A recent article in Green Entrepreneur reboots the sleep side of the CBD equation, touting CDC estimates that one in three adults in the U.S. does not get enough sleep—a familiar statistic that came before the coronavirus pandemic.
“A group of researchers from Colorado published study results in 2019 that showed CBD positively impacted those who lost sleep due to anxiety,” writes a Green Entrepreneur reporter. “Of those involved in the study, 79.2 percent saw anxiety levels fall within the first month of using CBD for sleep. Also, 66.7 percent experienced an improvement in their sleep in the first month, although this number fluctuated over the ensuing months.

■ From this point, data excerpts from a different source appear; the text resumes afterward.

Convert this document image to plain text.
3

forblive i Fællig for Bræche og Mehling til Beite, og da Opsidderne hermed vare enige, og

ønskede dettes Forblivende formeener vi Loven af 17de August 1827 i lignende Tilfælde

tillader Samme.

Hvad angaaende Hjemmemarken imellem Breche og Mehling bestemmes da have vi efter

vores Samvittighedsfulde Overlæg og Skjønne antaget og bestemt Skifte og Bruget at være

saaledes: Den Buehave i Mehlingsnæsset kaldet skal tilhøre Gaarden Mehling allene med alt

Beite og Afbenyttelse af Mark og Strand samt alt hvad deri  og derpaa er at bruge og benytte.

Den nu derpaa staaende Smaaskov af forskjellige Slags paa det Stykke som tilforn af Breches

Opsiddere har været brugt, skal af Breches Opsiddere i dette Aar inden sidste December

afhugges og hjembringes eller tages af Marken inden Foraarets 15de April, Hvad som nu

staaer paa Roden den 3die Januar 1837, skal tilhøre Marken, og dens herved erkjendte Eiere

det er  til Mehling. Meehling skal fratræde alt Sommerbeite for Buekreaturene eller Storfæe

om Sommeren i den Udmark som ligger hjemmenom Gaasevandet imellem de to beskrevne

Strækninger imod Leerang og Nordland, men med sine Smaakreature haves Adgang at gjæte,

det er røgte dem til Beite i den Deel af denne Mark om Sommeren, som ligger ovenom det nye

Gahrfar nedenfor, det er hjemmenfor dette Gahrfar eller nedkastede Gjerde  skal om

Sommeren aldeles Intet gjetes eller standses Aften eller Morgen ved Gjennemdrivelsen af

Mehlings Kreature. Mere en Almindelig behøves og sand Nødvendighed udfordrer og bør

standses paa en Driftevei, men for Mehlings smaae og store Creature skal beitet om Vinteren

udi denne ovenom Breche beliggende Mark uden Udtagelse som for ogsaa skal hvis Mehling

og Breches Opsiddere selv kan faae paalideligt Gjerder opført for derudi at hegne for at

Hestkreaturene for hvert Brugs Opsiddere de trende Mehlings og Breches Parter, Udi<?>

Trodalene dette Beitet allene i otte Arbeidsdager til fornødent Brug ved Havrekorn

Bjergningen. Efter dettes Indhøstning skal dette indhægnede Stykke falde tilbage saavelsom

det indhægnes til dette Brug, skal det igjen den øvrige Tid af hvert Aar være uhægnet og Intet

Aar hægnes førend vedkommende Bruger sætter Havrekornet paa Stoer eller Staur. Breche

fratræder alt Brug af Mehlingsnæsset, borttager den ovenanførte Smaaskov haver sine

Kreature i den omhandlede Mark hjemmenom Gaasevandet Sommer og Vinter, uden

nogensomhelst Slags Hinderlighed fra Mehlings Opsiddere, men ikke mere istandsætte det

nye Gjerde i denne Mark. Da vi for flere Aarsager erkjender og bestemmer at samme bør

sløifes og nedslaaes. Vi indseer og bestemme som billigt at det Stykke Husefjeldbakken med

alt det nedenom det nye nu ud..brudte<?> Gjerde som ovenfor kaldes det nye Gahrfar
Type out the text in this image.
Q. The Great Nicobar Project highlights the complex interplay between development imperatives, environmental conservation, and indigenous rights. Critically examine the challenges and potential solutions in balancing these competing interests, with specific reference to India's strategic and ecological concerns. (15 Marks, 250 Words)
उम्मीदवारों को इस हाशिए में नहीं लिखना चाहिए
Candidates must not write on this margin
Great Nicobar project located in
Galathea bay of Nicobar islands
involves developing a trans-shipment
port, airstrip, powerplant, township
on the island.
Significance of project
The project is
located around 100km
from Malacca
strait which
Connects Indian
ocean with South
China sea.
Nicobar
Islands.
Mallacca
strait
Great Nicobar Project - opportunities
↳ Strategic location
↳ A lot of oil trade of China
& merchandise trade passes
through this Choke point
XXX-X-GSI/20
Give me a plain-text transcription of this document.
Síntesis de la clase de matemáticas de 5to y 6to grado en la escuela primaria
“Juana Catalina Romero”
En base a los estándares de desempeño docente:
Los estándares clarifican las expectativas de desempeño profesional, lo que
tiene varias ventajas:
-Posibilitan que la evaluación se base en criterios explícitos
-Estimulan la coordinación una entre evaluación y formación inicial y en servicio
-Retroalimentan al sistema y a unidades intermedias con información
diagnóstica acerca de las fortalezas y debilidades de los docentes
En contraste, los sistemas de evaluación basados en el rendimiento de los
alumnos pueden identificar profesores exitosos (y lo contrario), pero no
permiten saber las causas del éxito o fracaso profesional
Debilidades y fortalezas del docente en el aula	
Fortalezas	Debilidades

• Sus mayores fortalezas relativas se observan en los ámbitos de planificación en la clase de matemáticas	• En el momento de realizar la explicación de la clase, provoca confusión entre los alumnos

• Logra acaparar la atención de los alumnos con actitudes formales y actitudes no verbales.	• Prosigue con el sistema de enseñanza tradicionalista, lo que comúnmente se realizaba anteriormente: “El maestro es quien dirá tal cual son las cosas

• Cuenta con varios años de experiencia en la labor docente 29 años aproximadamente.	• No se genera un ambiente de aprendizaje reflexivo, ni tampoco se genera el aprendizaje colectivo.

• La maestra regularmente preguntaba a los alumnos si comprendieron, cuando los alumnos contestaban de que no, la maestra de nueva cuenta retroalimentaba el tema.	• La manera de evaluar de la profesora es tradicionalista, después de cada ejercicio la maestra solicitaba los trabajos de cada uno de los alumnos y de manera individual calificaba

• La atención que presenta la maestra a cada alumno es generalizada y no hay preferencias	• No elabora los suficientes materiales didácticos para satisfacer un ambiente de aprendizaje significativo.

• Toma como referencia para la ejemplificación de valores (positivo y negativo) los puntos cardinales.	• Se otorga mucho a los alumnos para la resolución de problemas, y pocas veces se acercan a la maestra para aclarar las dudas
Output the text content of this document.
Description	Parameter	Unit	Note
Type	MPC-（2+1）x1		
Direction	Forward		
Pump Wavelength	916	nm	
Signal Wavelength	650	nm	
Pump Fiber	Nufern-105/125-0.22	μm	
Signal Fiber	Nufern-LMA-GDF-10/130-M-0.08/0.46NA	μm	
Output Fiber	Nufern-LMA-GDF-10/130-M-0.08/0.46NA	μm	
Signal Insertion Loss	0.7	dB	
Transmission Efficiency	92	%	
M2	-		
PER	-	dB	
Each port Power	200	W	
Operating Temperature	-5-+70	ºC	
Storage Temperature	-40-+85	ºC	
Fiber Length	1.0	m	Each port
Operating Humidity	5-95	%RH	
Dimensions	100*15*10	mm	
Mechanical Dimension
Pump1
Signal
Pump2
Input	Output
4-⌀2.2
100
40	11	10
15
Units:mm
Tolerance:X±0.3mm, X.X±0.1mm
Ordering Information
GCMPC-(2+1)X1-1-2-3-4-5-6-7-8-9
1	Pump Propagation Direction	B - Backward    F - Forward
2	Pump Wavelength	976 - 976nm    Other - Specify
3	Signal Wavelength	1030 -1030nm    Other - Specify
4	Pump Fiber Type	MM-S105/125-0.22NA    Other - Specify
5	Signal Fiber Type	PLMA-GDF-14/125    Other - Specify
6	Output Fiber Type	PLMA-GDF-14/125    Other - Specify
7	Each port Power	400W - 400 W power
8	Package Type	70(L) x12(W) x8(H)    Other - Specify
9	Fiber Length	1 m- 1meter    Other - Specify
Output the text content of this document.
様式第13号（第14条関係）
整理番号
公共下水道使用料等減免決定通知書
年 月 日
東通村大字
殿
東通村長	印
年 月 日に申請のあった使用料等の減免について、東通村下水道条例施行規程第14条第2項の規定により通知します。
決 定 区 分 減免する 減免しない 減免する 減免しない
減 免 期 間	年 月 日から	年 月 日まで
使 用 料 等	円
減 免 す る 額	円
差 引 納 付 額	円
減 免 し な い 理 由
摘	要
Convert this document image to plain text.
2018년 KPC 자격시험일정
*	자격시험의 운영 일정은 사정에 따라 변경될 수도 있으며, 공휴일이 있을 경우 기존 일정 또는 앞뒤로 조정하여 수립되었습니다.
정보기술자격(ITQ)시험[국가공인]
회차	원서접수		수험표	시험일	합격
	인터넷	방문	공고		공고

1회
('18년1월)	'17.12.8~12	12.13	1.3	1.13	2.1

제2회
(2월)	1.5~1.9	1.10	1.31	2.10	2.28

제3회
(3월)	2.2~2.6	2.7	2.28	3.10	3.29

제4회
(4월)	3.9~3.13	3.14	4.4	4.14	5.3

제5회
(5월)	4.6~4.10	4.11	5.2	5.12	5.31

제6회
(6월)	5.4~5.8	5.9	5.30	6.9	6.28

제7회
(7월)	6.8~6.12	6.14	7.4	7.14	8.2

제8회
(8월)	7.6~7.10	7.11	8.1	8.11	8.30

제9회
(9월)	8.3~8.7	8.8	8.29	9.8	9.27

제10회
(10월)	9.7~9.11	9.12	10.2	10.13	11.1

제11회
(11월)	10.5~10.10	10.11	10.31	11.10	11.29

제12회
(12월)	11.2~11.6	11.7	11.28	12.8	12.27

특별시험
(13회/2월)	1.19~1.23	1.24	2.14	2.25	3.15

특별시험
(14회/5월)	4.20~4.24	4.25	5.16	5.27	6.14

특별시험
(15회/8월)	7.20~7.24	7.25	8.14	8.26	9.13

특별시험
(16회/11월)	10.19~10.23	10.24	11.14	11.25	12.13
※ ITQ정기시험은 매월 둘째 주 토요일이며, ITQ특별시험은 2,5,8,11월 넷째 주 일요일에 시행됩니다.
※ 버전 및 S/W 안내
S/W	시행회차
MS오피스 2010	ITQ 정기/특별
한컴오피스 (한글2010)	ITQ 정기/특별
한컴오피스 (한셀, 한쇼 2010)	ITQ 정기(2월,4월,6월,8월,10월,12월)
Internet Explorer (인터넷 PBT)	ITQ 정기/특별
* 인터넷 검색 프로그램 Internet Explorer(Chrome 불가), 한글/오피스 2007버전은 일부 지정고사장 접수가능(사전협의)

No less than Harvard Medical School reported: CBD is commonly used to address anxiety, and for patients who suffer through the misery of insomnia, studies suggest that CBD may help with both falling asleep and staying asleep. CBD may offer an option for treating different types of chronic pain. A study from the European Journal of Pain showed, using an animal model, CBD applied on the skin could help lower pain and inflammation due to arthritis.
On a more sober note, Harvard’s Peter Grinspoon, M.D. concludes by remarking: “Without sufficient high-quality evidence in human studies we can’t pinpoint effective doses, and because CBD is currently is mostly available as an unregulated supplement, it’s difficult to know exactly what you are getting.”